Чехов. О любви (отрывок из рассказа) Марченко

Я был несчастлив. И дома, и в поле, и в сарае я думал о ней, я старался понять тайну молодой, красивой, умной женщины, которая выходит за неинтересного человека, почти за старика (мужу было больше сорока лет), имеет от него детей, - понять тайну этого неинтересного человека, добряка, простака, который рассуждает с таким скучным здравомыслием, на балах и вечеринках держится около солидных людей, вялый, ненужный, с покорным, безучастным выражением, точно его привели сюда продавать, который верит, однако, в свое право быть счастливым, иметь от нее детей; и я всё старался понять, почему она встретилась именно ему, а не мне, и для чего это нужно было, чтобы в нашей жизни произошла такая ужасная ошибка.

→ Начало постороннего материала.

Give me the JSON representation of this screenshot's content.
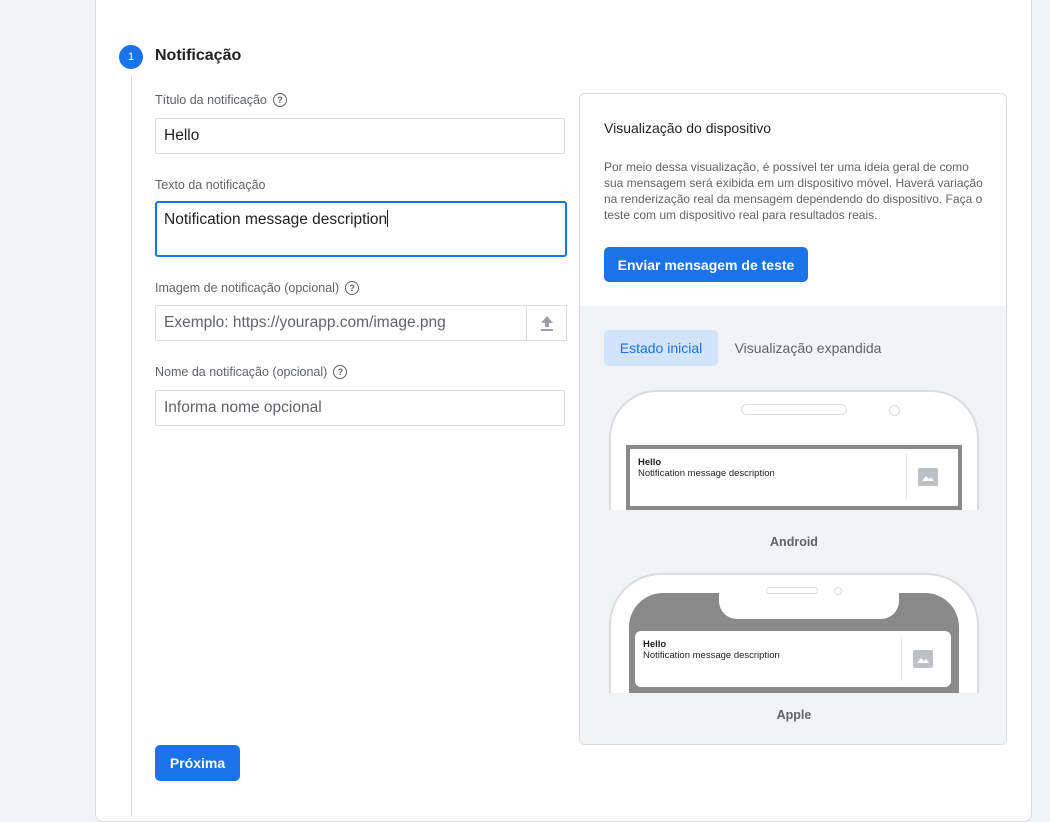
{
  "step": {
    "number": "1",
    "title": "Notificação"
  },
  "form": {
    "title_label": "Título da notificação",
    "title_value": "Hello",
    "text_label": "Texto da notificação",
    "text_value": "Notification message description",
    "image_label": "Imagem de notificação (opcional)",
    "image_placeholder": "Exemplo: https://yourapp.com/image.png",
    "name_label": "Nome da notificação (opcional)",
    "name_placeholder": "Informa nome opcional",
    "help_glyph": "?",
    "next_button": "Próxima"
  },
  "preview": {
    "title": "Visualização do dispositivo",
    "description": "Por meio dessa visualização, é possível ter uma ideia geral de como sua mensagem será exibida em um dispositivo móvel. Haverá variação na renderização real da mensagem dependendo do dispositivo. Faça o teste com um dispositivo real para resultados reais.",
    "send_test_button": "Enviar mensagem de teste",
    "tabs": [
      {
        "label": "Estado inicial",
        "active": true
      },
      {
        "label": "Visualização expandida",
        "active": false
      }
    ],
    "notification_title": "Hello",
    "notification_body": "Notification message description",
    "android_label": "Android",
    "apple_label": "Apple"
  },
  "colors": {
    "accent": "#1a73e8",
    "tab_active_bg": "#d2e3fc",
    "page_bg": "#f1f3f4"
  },
  "icons": {
    "help": "help-circle-icon",
    "upload": "upload-icon",
    "image": "image-placeholder-icon"
  }
}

А приезжая в город, я всякий раз по ее глазам видел, что она ждала меня; и она сама признавалась мне, что еще с утра у нее было какое-то особенное чувство, она угадывала, что я приеду. Мы подолгу говорили, молчали, но мы не признавались друг другу в нашей любви и скрывали ее робко, ревниво. Мы боялись всего, что могло бы открыть нашу тайну нам же самим. Я любил нежно, глубоко, но я рассуждал, я спрашивал себя, к чему может повести наша любовь, если у нас не хватит сил бороться с нею; мне казалось невероятным, что эта моя тихая, грустная любовь вдруг грубо оборвет счастливое течение жизни ее мужа, детей, всего этого дома, где меня так любили и где мне так верили. Честно ли это? Она пошла бы за мной, но куда? Куда бы я мог увести ее? Другое дело, если бы у меня была красивая, интересная жизнь, если б я, например, боролся за освобождение родины или был знаменитым ученым, артистом, художником, а то ведь из одной обычной, будничной обстановки пришлось бы увлечь ее в другую такую же или еще более будничную. И как бы долго продолжалось наше счастье? Что было бы с ней в случае моей болезни, смерти или просто если бы мы разлюбили друг друга?

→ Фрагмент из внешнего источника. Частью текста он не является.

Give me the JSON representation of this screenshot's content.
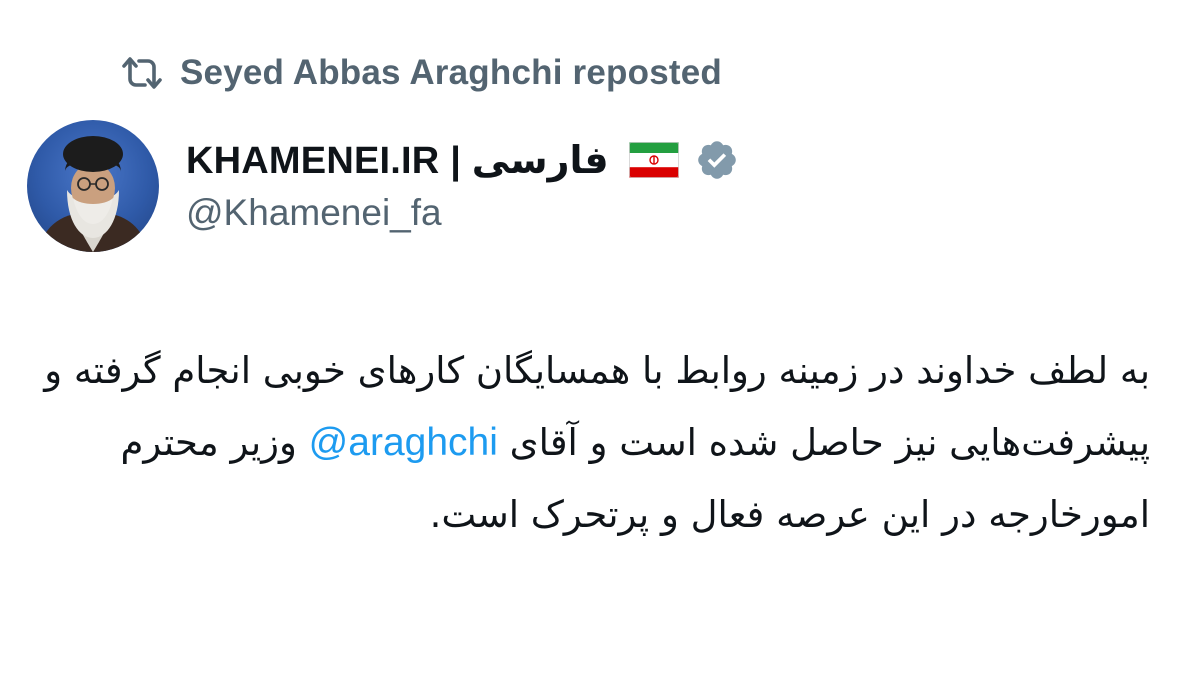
{
  "repost": {
    "icon": "repost-icon",
    "text": "Seyed Abbas Araghchi reposted"
  },
  "author": {
    "display_name": "KHAMENEI.IR | فارسی",
    "flag": "iran-flag-icon",
    "verified_icon": "verified-badge-icon",
    "handle": "@Khamenei_fa"
  },
  "tweet": {
    "text_before": "به لطف خداوند در زمینه روابط با همسایگان کارهای خوبی انجام گرفته و پیشرفت‌هایی نیز حاصل شده است و آقای",
    "mention": "@araghchi",
    "text_after": "وزیر محترم امورخارجه در این عرصه فعال و پرتحرک است."
  },
  "colors": {
    "text_primary": "#0f1419",
    "text_secondary": "#536471",
    "link": "#1d9bf0",
    "verified_badge": "#829aab"
  }
}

И она, по-видимому, рассуждала подобным же образом. Она думала о муже, о детях, о своей матери, которая любила ее мужа, как сына. Если б она отдалась своему чувству, то пришлось бы лгать или говорить правду, а в ее положении то и другое было бы одинаково страшно и неудобно. И ее мучил вопрос: принесет ли мне счастье ее любовь, не осложнит ли она моей жизни, и без того тяжелой, полной всяких несчастий? Ей казалось, что она уже недостаточно молода для меня, недостаточно трудолюбива и энергична, чтобы начать новую жизнь, и она часто говорила с мужем о том, что мне нужно жениться на умной, достойной девушке, которая была бы хорошей хозяйкой, помощницей, - и тотчас же добавляла, что во всем городе едва ли найдется такая девушка.

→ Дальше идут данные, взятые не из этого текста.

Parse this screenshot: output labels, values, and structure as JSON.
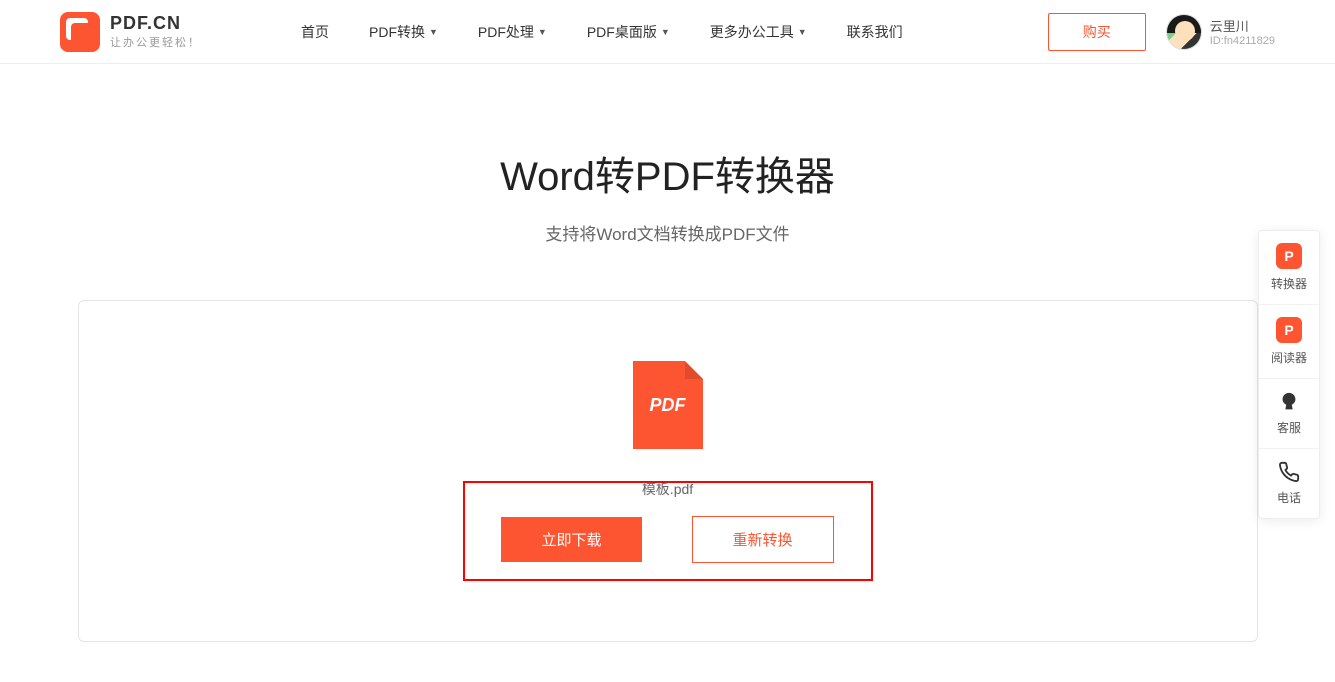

Между тем годы шли. У Анны Алексеевны было уже двое детей. Когда я приходил к Лугановичам, прислуга улыбалась приветливо, дети кричали, что пришел дядя Павел Константиныч, и вешались мне на шею; все радовались. Не понимали, что делалось в моей душе, и думали, что я тоже радуюсь. Все видели во мне благородное существо. И взрослые и дети чувствовали, что по комнате ходит благородное существо, и это вносило в их отношения ко мне какую-то особую прелесть, точно в моем присутствии и их жизнь была чище и красивее. Я и Анна Алексеевна ходили вместе в театр, всякий раз пешком; мы сидели в креслах рядом, плечи наши касались, я молча брал из ее рук бинокль и в это время чувствовал, что она близка мне, что она моя, что нам нельзя друг без друга, но, по какому-то странному недоразумению, выйдя из театра, мы всякий раз прощались и расходились, как чужие. В городе уже говорили о нас бог знает что, но из всего, что говорили, не было ни одного слова правды.

В последние годы Анна Алексеевна стала чаще уезжать то к матери, то к сестре; у нее уже бывало дурное настроение, являлось сознание неудовлетворенной, испорченной жизни, когда не хотелось видеть ни мужа, ни детей. Она уже лечилась от расстройства нервов.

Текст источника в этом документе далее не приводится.